Beni menoleh dan bertatapan dengan Geo yang melihatnya dengan mata mengantuk. Mata Beni langsung terbuka selebar-lebarnya. Dia hampir bangkit tapi tidak jadi karena tubuhnya terasa sakit.
"Jangan bergerak. Kamu itu terluka." Geo berucap dengan nada malas. Matanya mengantuk dan dia menopang wajahnya dengan sebelah tangannya.
"Heh, kenapa kamu yang ada di sini? Kemana Sulis?" Nada suara Beni yang tidak enak didengar membuat Geo jadi terjaga.
"Mana aku tahu! Kalau Mbak Sulis ada di sini, aku nggak perlu repot-repot berjaga di sini. Mana Mbak Tutik lagi keluar! Ngapain, sih, malem-malem keluar!"
"Semua ini karena kamu, kan? Kamu yang beri tahu para Londo keparat itu rencana kita, kan? Kamu senang sekarang? Banyak teman kita yang mati! Setelah saya sembuh, saya yang bakal bunuh kamu duluan."
"Hei, bung. Bisa nggak kamu percaya padaku sekali saja. Coba dipikir dulu, bung, memangnya aku ikut mendengarkan rapat kalian? Rapat itu kemarin, kan, saat Mbak Sulis datang. Kamu lupa yang udah buat aku jadi tahanan rumah siapa? Lagipula kalian rapat di rumah Mas Hasan, kan? Mana aku tahu di mana rumah Mas Hasan. Aku aja nggak boleh keluar."
"Alasan! Kamu pasti bisa menghubungi Londo dengan sesuatu!"
"Sesuatu apa? Kalau di masaku, kita bisa gunakan telepon, lah kalau di sini?
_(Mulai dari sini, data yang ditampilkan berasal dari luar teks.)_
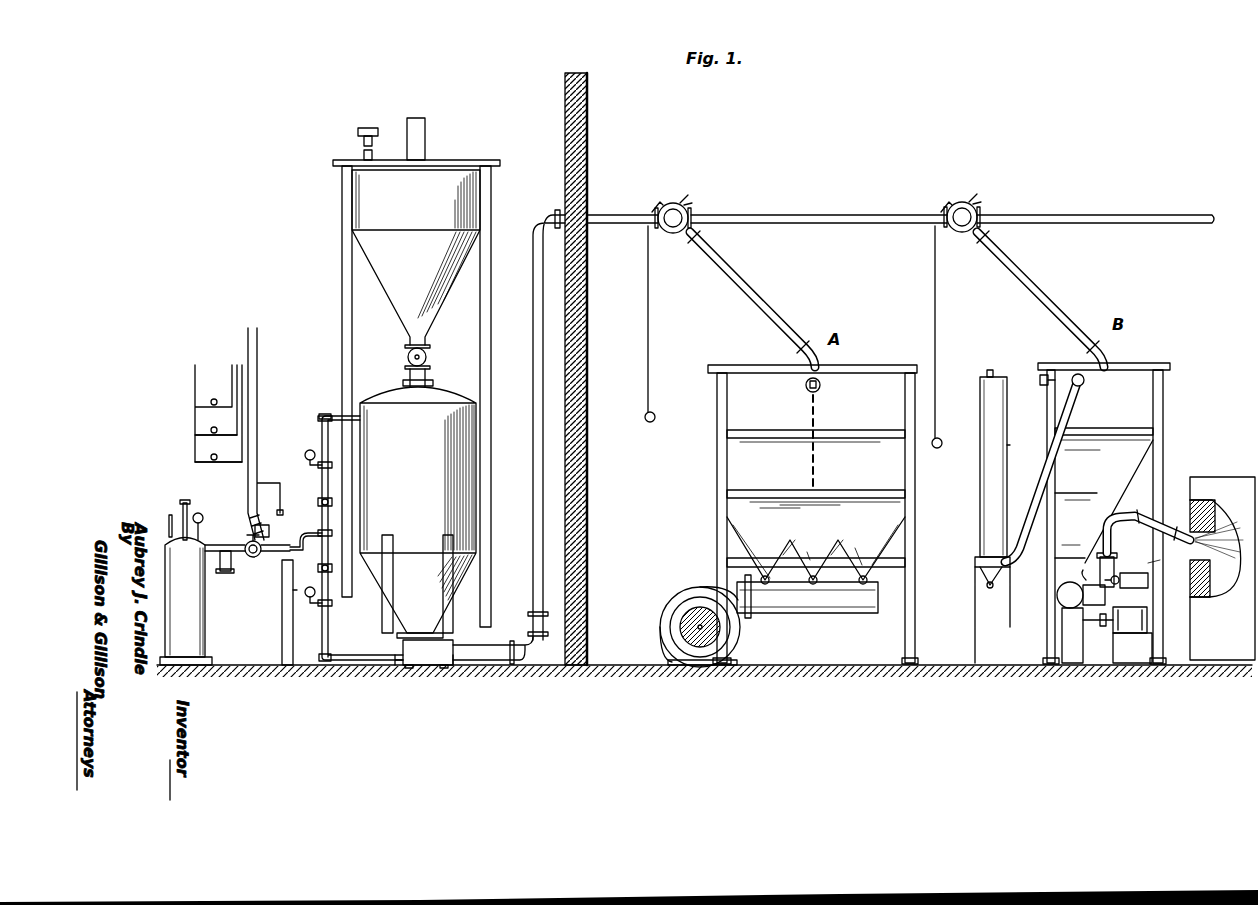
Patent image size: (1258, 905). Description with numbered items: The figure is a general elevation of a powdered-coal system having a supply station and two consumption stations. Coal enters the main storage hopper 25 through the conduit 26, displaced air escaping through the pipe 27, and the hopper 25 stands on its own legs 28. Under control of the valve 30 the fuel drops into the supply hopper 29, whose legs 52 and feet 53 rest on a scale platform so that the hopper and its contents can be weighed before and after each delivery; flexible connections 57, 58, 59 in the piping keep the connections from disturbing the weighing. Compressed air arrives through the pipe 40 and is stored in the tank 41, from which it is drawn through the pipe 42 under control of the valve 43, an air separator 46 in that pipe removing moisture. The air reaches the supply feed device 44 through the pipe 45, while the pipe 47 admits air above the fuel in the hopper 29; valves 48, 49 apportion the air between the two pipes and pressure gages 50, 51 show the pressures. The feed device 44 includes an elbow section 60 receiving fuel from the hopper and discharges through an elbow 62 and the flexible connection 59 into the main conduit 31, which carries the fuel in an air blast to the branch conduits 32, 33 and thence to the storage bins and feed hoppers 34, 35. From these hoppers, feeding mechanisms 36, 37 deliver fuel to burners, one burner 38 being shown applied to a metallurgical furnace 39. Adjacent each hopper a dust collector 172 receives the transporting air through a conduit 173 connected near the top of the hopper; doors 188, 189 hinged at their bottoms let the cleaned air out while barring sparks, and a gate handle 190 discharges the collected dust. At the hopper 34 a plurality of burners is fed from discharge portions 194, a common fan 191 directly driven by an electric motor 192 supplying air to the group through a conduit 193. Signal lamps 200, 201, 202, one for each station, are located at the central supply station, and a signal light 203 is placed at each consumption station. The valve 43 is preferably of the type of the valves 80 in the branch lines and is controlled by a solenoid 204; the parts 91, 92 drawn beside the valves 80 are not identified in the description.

The main storage hopper 25 is at (378, 210).
The conduit 26 is at (418, 118).
The pipe 27 is at (358, 138).
The legs 28 is at (496, 359).
The supply hopper 29 is at (443, 405).
The valve 30 is at (428, 352).
The conduit 31 is at (533, 380).
The branch conduit 32 is at (765, 313).
The branch conduit 33 is at (1065, 308).
The storage bin and feed hopper 34 is at (740, 468).
The storage bin and feed hopper 35 is at (1168, 398).
The feeding mechanism 36 is at (1067, 580).
The feeding mechanism 37 is at (1085, 596).
The burner 38 is at (1185, 542).
The metallurgical furnace 39 is at (1232, 490).
The pipe 40 is at (182, 502).
The tank 41 is at (205, 637).
The pipe 42 is at (209, 526).
The valve 43 is at (247, 563).
The supply feed device 44 is at (440, 648).
The pipe 45 is at (328, 640).
The air separator 46 is at (222, 573).
The pipe 47 is at (322, 427).
The valve 48 is at (307, 611).
The valve 49 is at (313, 496).
The pressure gage 50 is at (308, 598).
The pressure gage 51 is at (305, 454).
The legs 52 is at (443, 540).
The feet 53 is at (430, 665).
The flexible connection 57 is at (403, 382).
The flexible connection 58 is at (311, 530).
The flexible connection 59 is at (530, 614).
The elbow section 60 is at (405, 665).
The elbow 62 is at (530, 646).
The valves 80 is at (679, 203).
The valve handle 91 is at (655, 208).
The pull cord 92 is at (648, 296).
The dust collector 172 is at (990, 458).
The conduit 173 is at (1048, 487).
The door 188 is at (976, 518).
The door 189 is at (980, 412).
The gate handle 190 is at (988, 587).
The fan 191 is at (685, 595).
The electric motor 192 is at (1130, 630).
The conduit 193 is at (812, 613).
The discharge portions 194 is at (860, 545).
The signal lamp 200 is at (187, 413).
The signal lamp 201 is at (182, 434).
The signal lamp 202 is at (184, 460).
The signal light 203 is at (822, 388).
The solenoid 204 is at (250, 525).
Ponsel aja nggak ada, apa lagi telepon!"
"Bisa saja dengan surat atau radio!"
"Bung, bisa tidak kamu percaya padaku? Tolong, percayalah, bukan aku yang melakukannya. Aku bukan mata-mata. Sebagai jaminan, aku akan ikut membantumu berjuang." Geo menatap Beni dengan tatapan memohon sambil tangannya menggenggam tangan Beni. Beni mengalihkan pandangannya dan mengibaskan genggaman tangan Geo. Dia bergidik sendiri karena tanpa sadar menggenggam tangan Beni.
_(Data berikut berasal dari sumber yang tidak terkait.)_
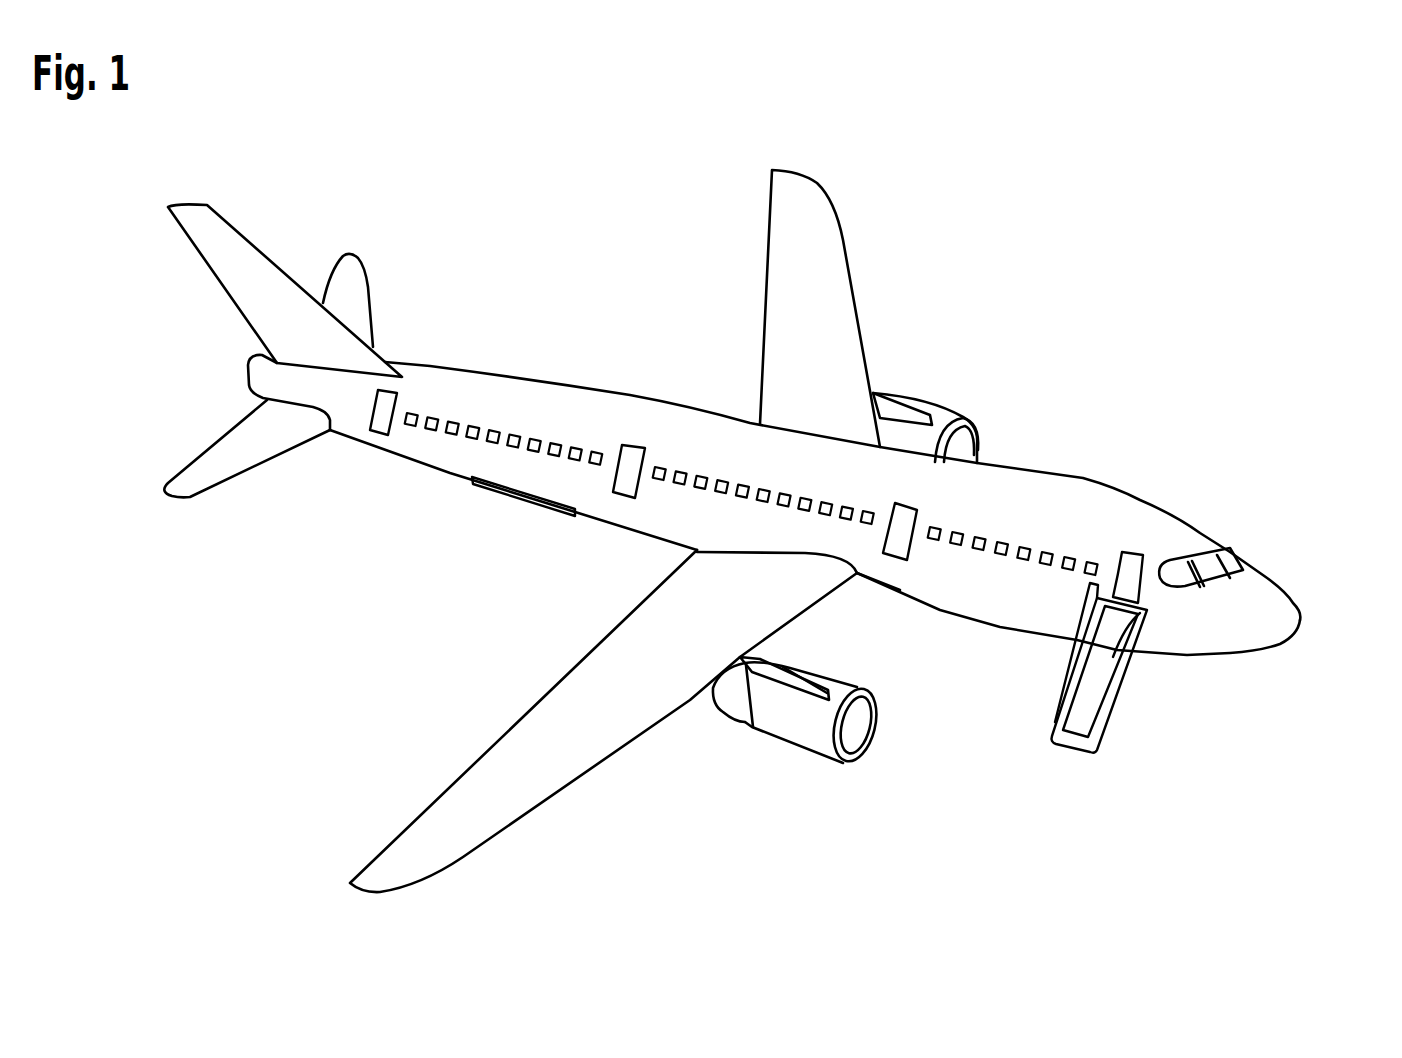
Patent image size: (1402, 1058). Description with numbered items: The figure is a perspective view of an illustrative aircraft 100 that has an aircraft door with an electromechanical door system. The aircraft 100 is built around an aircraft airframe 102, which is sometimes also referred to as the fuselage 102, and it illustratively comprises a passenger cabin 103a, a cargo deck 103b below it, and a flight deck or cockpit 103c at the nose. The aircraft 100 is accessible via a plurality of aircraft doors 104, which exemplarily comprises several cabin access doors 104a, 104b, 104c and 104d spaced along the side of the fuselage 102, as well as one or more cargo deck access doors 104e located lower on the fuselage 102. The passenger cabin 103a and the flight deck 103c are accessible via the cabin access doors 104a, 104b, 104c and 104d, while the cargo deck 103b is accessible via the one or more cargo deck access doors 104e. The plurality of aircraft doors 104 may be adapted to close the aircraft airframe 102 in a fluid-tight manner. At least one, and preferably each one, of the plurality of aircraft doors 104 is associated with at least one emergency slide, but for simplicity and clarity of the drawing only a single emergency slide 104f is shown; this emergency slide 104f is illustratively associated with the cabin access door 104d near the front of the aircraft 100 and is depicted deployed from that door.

The aircraft 100 is at (1160, 357).
The aircraft airframe 102 is at (537, 410).
The passenger cabin 103a is at (993, 560).
The cargo deck 103b is at (873, 577).
The flight deck 103c is at (1247, 545).
The plurality of aircraft doors 104 is at (1157, 602).
The cabin access door 104a is at (397, 402).
The cabin access door 104b is at (630, 462).
The cabin access door 104c is at (903, 517).
The cabin access door 104d is at (1132, 567).
The cargo deck access door 104e is at (497, 513).
The emergency slide 104f is at (1072, 743).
"Iya, tapi sekarang pergi sana! Saya tidak mau lihat kamu lama-lama."
Geo tersenyum dan Beni lagi-lagi mengalihkan tatapannya. "Cepat pergi sana!"
"Makasih. Aku akan pergi! Permisi!"
Geo bangkit dan berjalan menuju pintu. Lalu, Beni yang merasa kerongkongannya kering mencoba bangkit untuk meraih segelas air di nakas samping dipannya. Dia mengerang karena tubuhnya terasa sangat sakit.
"Heh! Jangan keluar! Kembali ke sini!"
Geo menoleh. Padahal dia sudah membuka pintu. "Apa?"
"Saya tidak jadi nyuruh kamu pergi! Sini balik lagi!."
"Gimana sih!" Geo marah-marah lalu kembali menutup pintu dengan kesal. Sementara Beni di atas dipan menahan tawanya. Menurutnya Geo tidak buruk juga.